Zack also emphasized the importance of police visibility, which has been decimated by the rising crime levels.
“In law enforcement, when you are talking about crime prevention, police visibility is very important, especially when discussing your central business district,” Zack said. “Due to our staffing crisis, that visibility has been diminished to a very large degree. So, the outcome is to see crime go up, especially property crime but also aggravated assaults which are driving a lot of the increases in violent crime. What we must do is deploy the resources we do have and we must be very strategic in how we do that. If we see a spike in certain areas, we are going to have to direct more resources, but then of course we must take more resources out of another area. You are constantly trying to hit a moving target. This is something aside from the 60-day initiative that we would’ve done anyway as we’re following the numbers.”

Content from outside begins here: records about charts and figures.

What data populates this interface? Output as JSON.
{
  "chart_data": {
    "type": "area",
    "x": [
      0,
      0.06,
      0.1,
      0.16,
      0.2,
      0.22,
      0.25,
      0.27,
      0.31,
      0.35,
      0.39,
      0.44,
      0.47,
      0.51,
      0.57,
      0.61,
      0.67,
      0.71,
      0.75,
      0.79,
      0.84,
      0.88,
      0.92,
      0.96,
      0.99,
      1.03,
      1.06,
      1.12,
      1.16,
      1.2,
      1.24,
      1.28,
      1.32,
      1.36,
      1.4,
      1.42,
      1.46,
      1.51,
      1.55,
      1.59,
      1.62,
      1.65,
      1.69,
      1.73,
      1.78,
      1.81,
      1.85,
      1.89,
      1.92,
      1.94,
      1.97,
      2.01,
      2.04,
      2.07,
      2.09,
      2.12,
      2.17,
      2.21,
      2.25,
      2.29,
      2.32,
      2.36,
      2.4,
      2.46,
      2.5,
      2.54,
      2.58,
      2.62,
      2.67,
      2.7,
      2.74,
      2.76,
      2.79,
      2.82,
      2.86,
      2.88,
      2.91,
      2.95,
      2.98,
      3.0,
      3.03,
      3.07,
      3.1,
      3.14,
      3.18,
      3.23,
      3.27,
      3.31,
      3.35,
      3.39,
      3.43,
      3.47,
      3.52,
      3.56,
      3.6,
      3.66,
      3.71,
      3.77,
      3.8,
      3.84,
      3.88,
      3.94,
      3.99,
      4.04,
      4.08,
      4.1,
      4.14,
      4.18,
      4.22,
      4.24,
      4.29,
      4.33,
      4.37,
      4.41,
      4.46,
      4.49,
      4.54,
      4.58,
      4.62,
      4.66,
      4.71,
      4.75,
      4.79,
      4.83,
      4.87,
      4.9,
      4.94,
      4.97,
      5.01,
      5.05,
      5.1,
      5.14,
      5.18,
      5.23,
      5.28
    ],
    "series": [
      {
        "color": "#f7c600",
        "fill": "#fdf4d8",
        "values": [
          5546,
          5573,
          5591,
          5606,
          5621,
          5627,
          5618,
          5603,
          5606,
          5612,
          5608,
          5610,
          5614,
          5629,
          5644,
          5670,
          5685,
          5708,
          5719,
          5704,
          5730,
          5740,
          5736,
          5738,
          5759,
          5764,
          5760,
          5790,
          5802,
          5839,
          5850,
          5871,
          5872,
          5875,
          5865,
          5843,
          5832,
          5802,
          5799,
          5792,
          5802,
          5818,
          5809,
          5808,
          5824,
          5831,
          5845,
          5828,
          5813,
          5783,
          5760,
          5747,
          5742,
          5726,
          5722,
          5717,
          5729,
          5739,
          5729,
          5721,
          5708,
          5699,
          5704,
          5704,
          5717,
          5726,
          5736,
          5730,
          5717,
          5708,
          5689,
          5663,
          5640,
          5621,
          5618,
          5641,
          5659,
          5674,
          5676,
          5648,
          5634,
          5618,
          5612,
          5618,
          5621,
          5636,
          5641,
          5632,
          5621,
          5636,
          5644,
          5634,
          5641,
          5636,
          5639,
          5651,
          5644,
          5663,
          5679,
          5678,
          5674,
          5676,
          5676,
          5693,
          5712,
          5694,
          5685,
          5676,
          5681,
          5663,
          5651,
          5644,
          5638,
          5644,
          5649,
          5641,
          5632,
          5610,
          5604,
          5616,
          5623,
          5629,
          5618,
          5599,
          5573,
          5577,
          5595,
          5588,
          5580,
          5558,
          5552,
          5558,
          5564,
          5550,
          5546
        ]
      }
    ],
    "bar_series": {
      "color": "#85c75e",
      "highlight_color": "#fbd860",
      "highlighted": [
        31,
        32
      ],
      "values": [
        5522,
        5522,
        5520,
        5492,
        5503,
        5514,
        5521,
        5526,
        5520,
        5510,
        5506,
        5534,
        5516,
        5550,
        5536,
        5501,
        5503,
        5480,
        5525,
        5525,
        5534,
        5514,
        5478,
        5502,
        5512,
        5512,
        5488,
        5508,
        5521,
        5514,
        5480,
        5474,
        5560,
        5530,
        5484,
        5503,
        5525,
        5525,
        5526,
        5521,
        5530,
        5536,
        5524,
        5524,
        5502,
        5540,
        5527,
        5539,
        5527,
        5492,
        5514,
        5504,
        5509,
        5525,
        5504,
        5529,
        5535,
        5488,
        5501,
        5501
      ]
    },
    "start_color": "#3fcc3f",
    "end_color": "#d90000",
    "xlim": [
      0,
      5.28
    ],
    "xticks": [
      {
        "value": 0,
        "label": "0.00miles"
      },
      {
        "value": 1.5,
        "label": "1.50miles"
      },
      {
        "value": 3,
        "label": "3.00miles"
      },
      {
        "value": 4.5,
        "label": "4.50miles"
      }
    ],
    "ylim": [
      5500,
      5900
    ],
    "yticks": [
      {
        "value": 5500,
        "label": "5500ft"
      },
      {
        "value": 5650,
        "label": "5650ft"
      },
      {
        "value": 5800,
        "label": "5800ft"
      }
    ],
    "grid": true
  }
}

According to previous reporting citing crime statistics, Asheville saw aggravated assaults rise by 21.8% and armed robberies increase by 20% from 2021 to 2022.
Miller said the city fully supports its police department and has demonstrated such through funds via the city’s latest budget proposal, which includes incentives such as a 6% salary increase for existing employees, a wellness incentive pilot program, and additional pay for intermediate law enforcement certification.
“Another essential part of addressing public safety needs is taking action to support the dedicated members of Asheville’s police force in their service to the community,” Miller said. “As reflected in the latest proposed budget, City leaders recognize the need to attract and retain officers to bring our department up to full capacity as well as provide meaningful pay and benefits structures to all our officers.”